🤖 AI Summary
Current LLM factuality evaluation is hindered by ambiguous definitions of “atomic facts,” leading to substantial inter-annotator disagreement between human and model annotators. To address this, we propose the first visualization-based analytical framework specifically designed for diagnosing ambiguity in fact decomposition. Our method systematically identifies and supports iterative refinement of three core issues—semantic misalignment, granularity mismatch, and referential dependency—through interactive visualizations. It integrates state-of-the-art NLP-based fact decomposition techniques with interpretable visual design to localize inconsistencies and guide targeted revisions. Experimental results demonstrate that our framework significantly improves inter-annotator agreement (Cohen’s κ increases by 0.32), enhances the stability and reproducibility of factuality assessment, and establishes a collaborative, auditable infrastructure for developing high-fidelity evaluation benchmarks.
📝 Abstract
Factuality evaluation of large language model (LLM) outputs requires decomposing text into discrete "atomic" facts.

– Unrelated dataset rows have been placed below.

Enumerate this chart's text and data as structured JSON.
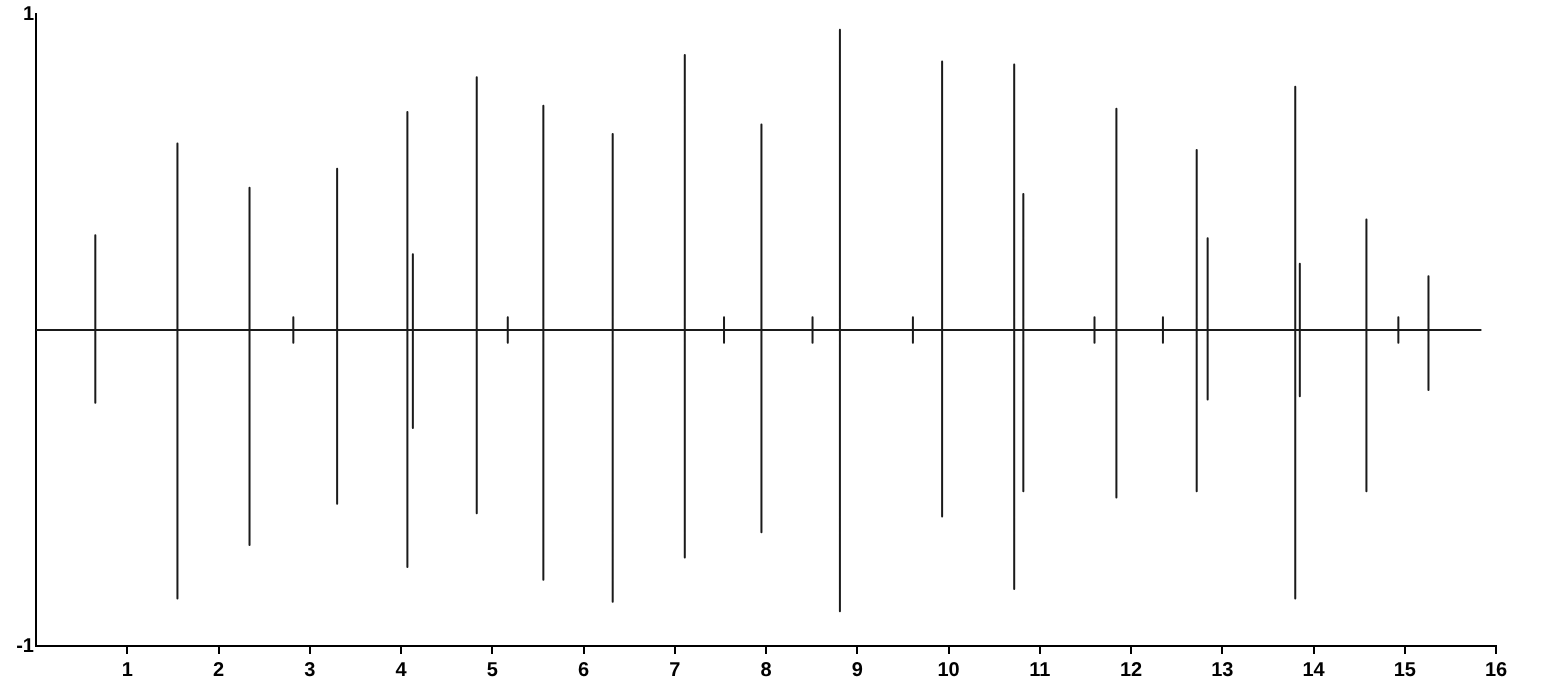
{
  "chart_data": {
    "type": "line",
    "x": [
      0,
      0.65,
      0.65,
      0.65,
      0.65,
      1.55,
      1.55,
      1.55,
      1.55,
      2.34,
      2.34,
      2.34,
      2.34,
      2.82,
      2.82,
      2.82,
      2.82,
      3.3,
      3.3,
      3.3,
      3.3,
      4.07,
      4.07,
      4.07,
      4.07,
      4.13,
      4.13,
      4.13,
      4.13,
      4.83,
      4.83,
      4.83,
      4.83,
      5.17,
      5.17,
      5.17,
      5.17,
      5.56,
      5.56,
      5.56,
      5.56,
      6.32,
      6.32,
      6.32,
      6.32,
      7.11,
      7.11,
      7.11,
      7.11,
      7.54,
      7.54,
      7.54,
      7.54,
      7.95,
      7.95,
      7.95,
      7.95,
      8.51,
      8.51,
      8.51,
      8.51,
      8.81,
      8.81,
      8.81,
      8.81,
      9.61,
      9.61,
      9.61,
      9.61,
      9.93,
      9.93,
      9.93,
      9.93,
      10.72,
      10.72,
      10.72,
      10.72,
      10.82,
      10.82,
      10.82,
      10.82,
      11.6,
      11.6,
      11.6,
      11.6,
      11.84,
      11.84,
      11.84,
      11.84,
      12.35,
      12.35,
      12.35,
      12.35,
      12.72,
      12.72,
      12.72,
      12.72,
      12.84,
      12.84,
      12.84,
      12.84,
      13.8,
      13.8,
      13.8,
      13.8,
      13.85,
      13.85,
      13.85,
      13.85,
      14.58,
      14.58,
      14.58,
      14.58,
      14.93,
      14.93,
      14.93,
      14.93,
      15.26,
      15.26,
      15.26,
      15.26,
      15.84
    ],
    "values": [
      0,
      0,
      0.3,
      -0.23,
      0,
      0,
      0.59,
      -0.85,
      0,
      0,
      0.45,
      -0.68,
      0,
      0,
      0.04,
      -0.04,
      0,
      0,
      0.51,
      -0.55,
      0,
      0,
      0.69,
      -0.75,
      0,
      0,
      0.24,
      -0.31,
      0,
      0,
      0.8,
      -0.58,
      0,
      0,
      0.04,
      -0.04,
      0,
      0,
      0.71,
      -0.79,
      0,
      0,
      0.62,
      -0.86,
      0,
      0,
      0.87,
      -0.72,
      0,
      0,
      0.04,
      -0.04,
      0,
      0,
      0.65,
      -0.64,
      0,
      0,
      0.04,
      -0.04,
      0,
      0,
      0.95,
      -0.89,
      0,
      0,
      0.04,
      -0.04,
      0,
      0,
      0.85,
      -0.59,
      0,
      0,
      0.84,
      -0.82,
      0,
      0,
      0.43,
      -0.51,
      0,
      0,
      0.04,
      -0.04,
      0,
      0,
      0.7,
      -0.53,
      0,
      0,
      0.04,
      -0.04,
      0,
      0,
      0.57,
      -0.51,
      0,
      0,
      0.29,
      -0.22,
      0,
      0,
      0.77,
      -0.85,
      0,
      0,
      0.21,
      -0.21,
      0,
      0,
      0.35,
      -0.51,
      0,
      0,
      0.04,
      -0.04,
      0,
      0,
      0.17,
      -0.19,
      0,
      0
    ],
    "color": "#1a1a1a",
    "xlim": [
      0,
      16
    ],
    "xticks": [
      1,
      2,
      3,
      4,
      5,
      6,
      7,
      8,
      9,
      10,
      11,
      12,
      13,
      14,
      15,
      16
    ],
    "ylim": [
      -1,
      1
    ],
    "yticks": [
      -1,
      1
    ],
    "grid": false,
    "legend": false,
    "marker": "none",
    "line_style": "solid"
  }
}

However, existing definitions of atomicity are underspecified, with empirical results showing high disagreement among annotators, both human and model-based, due to unresolved ambiguity in fact decomposition. We present a visual analytics concept to expose and analyze annotation inconsistencies in fact extraction. By visualizing semantic alignment, granularity and referential dependencies, our approach aims to enable systematic inspection of extracted facts and facilitate convergence through guided revision loops, establishing a more stable foundation for factuality evaluation benchmarks and improving LLM evaluation.